Down, de Warren Ellis
Una de las constantes dentro de la crítica y la teoría cultural es que todo autor, en el interior de su corpus creativo, tiene su trabajo dividido en dos categorías básicas que se delimitarían con respecto de la calidad media de su trabajo: las obras mayores, para las piezas donde ha expresado las formas más triunfalistas de su talento, y las obras menores, para los trabajos de transición o fallidos. El problema de esta delimitación es que supone que se puede hacer una diferenciación clara e indistinta con un carácter absoluto cuando esto, aunque posible, está teñido del absurdo propio de un intento de hacer del particular (del gusto más o menos fundamentado) un universal.

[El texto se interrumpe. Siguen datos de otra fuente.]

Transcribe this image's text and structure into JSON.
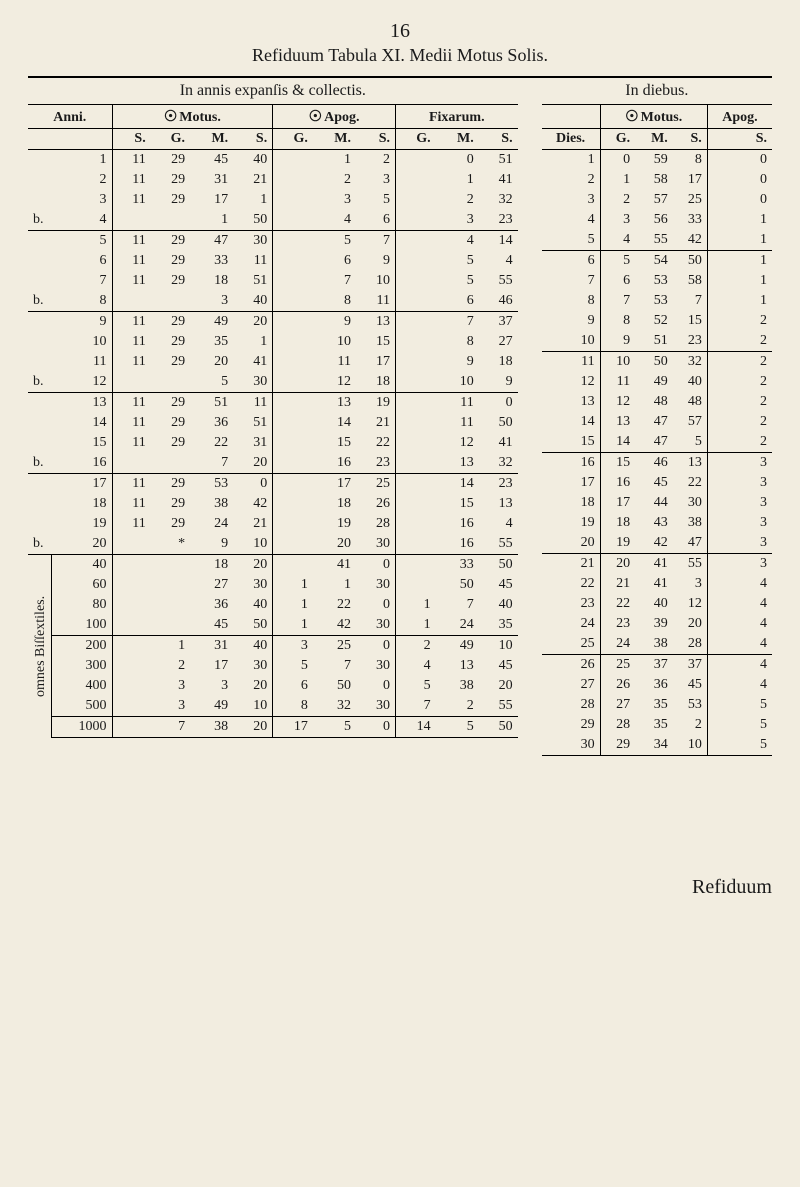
{
  "page_number": "16",
  "title_line": "Refiduum Tabula XI. Medii Motus Solis.",
  "left_caption": "In annis expanſis & collectis.",
  "right_caption": "In diebus.",
  "footer": "Refiduum",
  "left": {
    "head": {
      "anni": "Anni.",
      "motus": "Motus.",
      "apog": "Apog.",
      "fixarum": "Fixarum.",
      "sub": [
        "S.",
        "G.",
        "M.",
        "S.",
        "G.",
        "M.",
        "S.",
        "G.",
        "M.",
        "S."
      ]
    },
    "side_label": "omnes Biſſextiles.",
    "groups": [
      {
        "label": "",
        "rows": [
          {
            "lab": "",
            "n": "1",
            "c": [
              "11",
              "29",
              "45",
              "40",
              "",
              "1",
              "2",
              "",
              "0",
              "51"
            ]
          },
          {
            "lab": "",
            "n": "2",
            "c": [
              "11",
              "29",
              "31",
              "21",
              "",
              "2",
              "3",
              "",
              "1",
              "41"
            ]
          },
          {
            "lab": "",
            "n": "3",
            "c": [
              "11",
              "29",
              "17",
              "1",
              "",
              "3",
              "5",
              "",
              "2",
              "32"
            ]
          },
          {
            "lab": "b.",
            "n": "4",
            "c": [
              "",
              "",
              "1",
              "50",
              "",
              "4",
              "6",
              "",
              "3",
              "23"
            ]
          }
        ]
      },
      {
        "label": "",
        "rows": [
          {
            "lab": "",
            "n": "5",
            "c": [
              "11",
              "29",
              "47",
              "30",
              "",
              "5",
              "7",
              "",
              "4",
              "14"
            ]
          },
          {
            "lab": "",
            "n": "6",
            "c": [
              "11",
              "29",
              "33",
              "11",
              "",
              "6",
              "9",
              "",
              "5",
              "4"
            ]
          },
          {
            "lab": "",
            "n": "7",
            "c": [
              "11",
              "29",
              "18",
              "51",
              "",
              "7",
              "10",
              "",
              "5",
              "55"
            ]
          },
          {
            "lab": "b.",
            "n": "8",
            "c": [
              "",
              "",
              "3",
              "40",
              "",
              "8",
              "11",
              "",
              "6",
              "46"
            ]
          }
        ]
      },
      {
        "label": "",
        "rows": [
          {
            "lab": "",
            "n": "9",
            "c": [
              "11",
              "29",
              "49",
              "20",
              "",
              "9",
              "13",
              "",
              "7",
              "37"
            ]
          },
          {
            "lab": "",
            "n": "10",
            "c": [
              "11",
              "29",
              "35",
              "1",
              "",
              "10",
              "15",
              "",
              "8",
              "27"
            ]
          },
          {
            "lab": "",
            "n": "11",
            "c": [
              "11",
              "29",
              "20",
              "41",
              "",
              "11",
              "17",
              "",
              "9",
              "18"
            ]
          },
          {
            "lab": "b.",
            "n": "12",
            "c": [
              "",
              "",
              "5",
              "30",
              "",
              "12",
              "18",
              "",
              "10",
              "9"
            ]
          }
        ]
      },
      {
        "label": "",
        "rows": [
          {
            "lab": "",
            "n": "13",
            "c": [
              "11",
              "29",
              "51",
              "11",
              "",
              "13",
              "19",
              "",
              "11",
              "0"
            ]
          },
          {
            "lab": "",
            "n": "14",
            "c": [
              "11",
              "29",
              "36",
              "51",
              "",
              "14",
              "21",
              "",
              "11",
              "50"
            ]
          },
          {
            "lab": "",
            "n": "15",
            "c": [
              "11",
              "29",
              "22",
              "31",
              "",
              "15",
              "22",
              "",
              "12",
              "41"
            ]
          },
          {
            "lab": "b.",
            "n": "16",
            "c": [
              "",
              "",
              "7",
              "20",
              "",
              "16",
              "23",
              "",
              "13",
              "32"
            ]
          }
        ]
      },
      {
        "label": "",
        "rows": [
          {
            "lab": "",
            "n": "17",
            "c": [
              "11",
              "29",
              "53",
              "0",
              "",
              "17",
              "25",
              "",
              "14",
              "23"
            ]
          },
          {
            "lab": "",
            "n": "18",
            "c": [
              "11",
              "29",
              "38",
              "42",
              "",
              "18",
              "26",
              "",
              "15",
              "13"
            ]
          },
          {
            "lab": "",
            "n": "19",
            "c": [
              "11",
              "29",
              "24",
              "21",
              "",
              "19",
              "28",
              "",
              "16",
              "4"
            ]
          },
          {
            "lab": "b.",
            "n": "20",
            "c": [
              "",
              "*",
              "9",
              "10",
              "",
              "20",
              "30",
              "",
              "16",
              "55"
            ]
          }
        ]
      },
      {
        "label": "omnes Biſſextiles.",
        "rows": [
          {
            "lab": "",
            "n": "40",
            "c": [
              "",
              "",
              "18",
              "20",
              "",
              "41",
              "0",
              "",
              "33",
              "50"
            ]
          },
          {
            "lab": "",
            "n": "60",
            "c": [
              "",
              "",
              "27",
              "30",
              "1",
              "1",
              "30",
              "",
              "50",
              "45"
            ]
          },
          {
            "lab": "",
            "n": "80",
            "c": [
              "",
              "",
              "36",
              "40",
              "1",
              "22",
              "0",
              "1",
              "7",
              "40"
            ]
          },
          {
            "lab": "",
            "n": "100",
            "c": [
              "",
              "",
              "45",
              "50",
              "1",
              "42",
              "30",
              "1",
              "24",
              "35"
            ]
          }
        ]
      },
      {
        "label": "",
        "rows": [
          {
            "lab": "",
            "n": "200",
            "c": [
              "",
              "1",
              "31",
              "40",
              "3",
              "25",
              "0",
              "2",
              "49",
              "10"
            ]
          },
          {
            "lab": "",
            "n": "300",
            "c": [
              "",
              "2",
              "17",
              "30",
              "5",
              "7",
              "30",
              "4",
              "13",
              "45"
            ]
          },
          {
            "lab": "",
            "n": "400",
            "c": [
              "",
              "3",
              "3",
              "20",
              "6",
              "50",
              "0",
              "5",
              "38",
              "20"
            ]
          },
          {
            "lab": "",
            "n": "500",
            "c": [
              "",
              "3",
              "49",
              "10",
              "8",
              "32",
              "30",
              "7",
              "2",
              "55"
            ]
          }
        ]
      },
      {
        "label": "",
        "rows": [
          {
            "lab": "",
            "n": "1000",
            "c": [
              "",
              "7",
              "38",
              "20",
              "17",
              "5",
              "0",
              "14",
              "5",
              "50"
            ]
          }
        ]
      }
    ]
  },
  "right": {
    "head": {
      "dies": "Dies.",
      "motus": "Motus.",
      "apog": "Apog.",
      "sub": [
        "G.",
        "M.",
        "S.",
        "S."
      ]
    },
    "rows": [
      [
        "1",
        "0",
        "59",
        "8",
        "0"
      ],
      [
        "2",
        "1",
        "58",
        "17",
        "0"
      ],
      [
        "3",
        "2",
        "57",
        "25",
        "0"
      ],
      [
        "4",
        "3",
        "56",
        "33",
        "1"
      ],
      [
        "5",
        "4",
        "55",
        "42",
        "1"
      ],
      [
        "6",
        "5",
        "54",
        "50",
        "1"
      ],
      [
        "7",
        "6",
        "53",
        "58",
        "1"
      ],
      [
        "8",
        "7",
        "53",
        "7",
        "1"
      ],
      [
        "9",
        "8",
        "52",
        "15",
        "2"
      ],
      [
        "10",
        "9",
        "51",
        "23",
        "2"
      ],
      [
        "11",
        "10",
        "50",
        "32",
        "2"
      ],
      [
        "12",
        "11",
        "49",
        "40",
        "2"
      ],
      [
        "13",
        "12",
        "48",
        "48",
        "2"
      ],
      [
        "14",
        "13",
        "47",
        "57",
        "2"
      ],
      [
        "15",
        "14",
        "47",
        "5",
        "2"
      ],
      [
        "16",
        "15",
        "46",
        "13",
        "3"
      ],
      [
        "17",
        "16",
        "45",
        "22",
        "3"
      ],
      [
        "18",
        "17",
        "44",
        "30",
        "3"
      ],
      [
        "19",
        "18",
        "43",
        "38",
        "3"
      ],
      [
        "20",
        "19",
        "42",
        "47",
        "3"
      ],
      [
        "21",
        "20",
        "41",
        "55",
        "3"
      ],
      [
        "22",
        "21",
        "41",
        "3",
        "4"
      ],
      [
        "23",
        "22",
        "40",
        "12",
        "4"
      ],
      [
        "24",
        "23",
        "39",
        "20",
        "4"
      ],
      [
        "25",
        "24",
        "38",
        "28",
        "4"
      ],
      [
        "26",
        "25",
        "37",
        "37",
        "4"
      ],
      [
        "27",
        "26",
        "36",
        "45",
        "4"
      ],
      [
        "28",
        "27",
        "35",
        "53",
        "5"
      ],
      [
        "29",
        "28",
        "35",
        "2",
        "5"
      ],
      [
        "30",
        "29",
        "34",
        "10",
        "5"
      ]
    ],
    "group_breaks": [
      5,
      10,
      15,
      20,
      25
    ]
  },
  "colors": {
    "bg": "#f2ede0",
    "ink": "#1a1a1a"
  }
}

O, lo que es peor, se pueden discriminar las menores cuando en estas, casi siempre, se encuentran fórmulas e iteraciones del autor tan o más interesantes del propio autor como las que se dan en sus mal catalogadas obras mayores.
Para esto el caso de Down es absolutamente paradigmático: parte de su condición de obra menor desde la absoluta consciencia de serlo y, sin embargo, se va tiñendo aquí y allá de elementos, de ideas en fuga, que definirían ciertas conformaciones propias de un Warren Ellis más maduro en su estilo; incluso si podemos hablar del cómic que nos ocupa como menor tiene una importancia historiográfica a la hora de comprender el estilo de su autor. Toda obra, independientemente de su clasificación, tiene un valor per se al ser parte inherente del pensamiento del autor en un momento dado de su existencia.
¿Por qué se la denomina como menor? Hay una concatenación de argumentos más o menos razonables para suponer que, a la hora de abordar Down, estamos ante una obra menor. Su historia, quizás excesivamente manida y apenas sí con una patina nueva que lo vigorice, no deja de ser un caso típico de policía que acaba corrompido a la hora de confrontar una realidad social, la de la mafia, que le supera y le seduce aun cuando él lo lleva un paso más lejos: a Deanna, su protagonista, no le seduce el dinero o el poder sino el poder acometer justicia, su clase de justicia. Por ello todo no deja de ser una concatenación de tiroteos, ataques y una lenta corrupción que llevará a la protagonista desde su posición de policía demasiado embebida en su idea de justicia, de eliminar a todo aquel que no merezca vivir, hasta una posición realmente adecuada para poder limpiar el mundo de La Injusticia; la policía demasiado constreñida por leyes constituye un espacio a través del cual permite que la protagonista cree fuera de la ley un estamento pseudo-criminal basado en una suerte de honor samurái llevado hasta sus últimas consecuencias.
La historia es breve y se fundamenta sobre un código de honor basado en clichés ‑pues la necesidad de limpiar las calles de violadores y asesinos se ven determinados porque la protagonista fue violada cuatro veces durante su adolescencia, en un intento de justificación extremadamente exagerado- que hacen del personaje alguien con el que es imposible conectar desde un principio. La calidad desigual, aunque nunca negativa, de los lápices de Harris y Hamner terminan por delimitar ese quiero y no puedo, la constante sensación de que Ellis tenía un buen material que, sin embargo, se le escapo como fina arena entre los dedos. En el intento de contar una historia desprejuiciada con mucha violencia donde se delimitara ese conflicto de intereses entre justicia y estado policial fracasa estrepitosamente en su desarrollo por la incapacidad de mostrar nada más que una corrupción terrible de opereta. O así es hasta que llega el final donde, con el giro final que hace, dota de un sentido ulterior más profundo e inteligente a la obra.
A Deanna le gusta matar gente y, a quien le gusta matar gente, tiene que querer morir. Al final podemos presenciarla a ella rodeada de sus hombres instándola a no entrar en guerra contra todos los criminales de la ciudad en un acto suicida donde los matarán a todos, donde ella sólo puede asentir en el placer de que eso ocurra. Ella es el individuo de la moral del esclavo de Hegel que para encontrar su auto-reconocimiento debe someter a El Otro, al que posee la moral soberana, para así poder constituirse. Pero ella, a diferencia de los demás individuos que siguen la moral del amo, no tiene pretensión de esclavizar a nadie sino que, precisamente, destruye sistemáticamente a todos aquellos que se constituyen como amos a través de la esclavización del otro. Es por eso que su única opción es la muerte, porque en su imposibilidad de constitución, bajo esta premisa, al hombre sólo le queda la muerte sin honor ni sentido; sólo puede crear la auténtica justicia en el mundo destruyendo toda noción de moral hegeliana, incluído ella misma. Porque sólo en la emancipación de categorías de diferenciación ‑de amo-esclavo, de obras mayores-menores- se encuentra la auténtica dimensión real del mundo.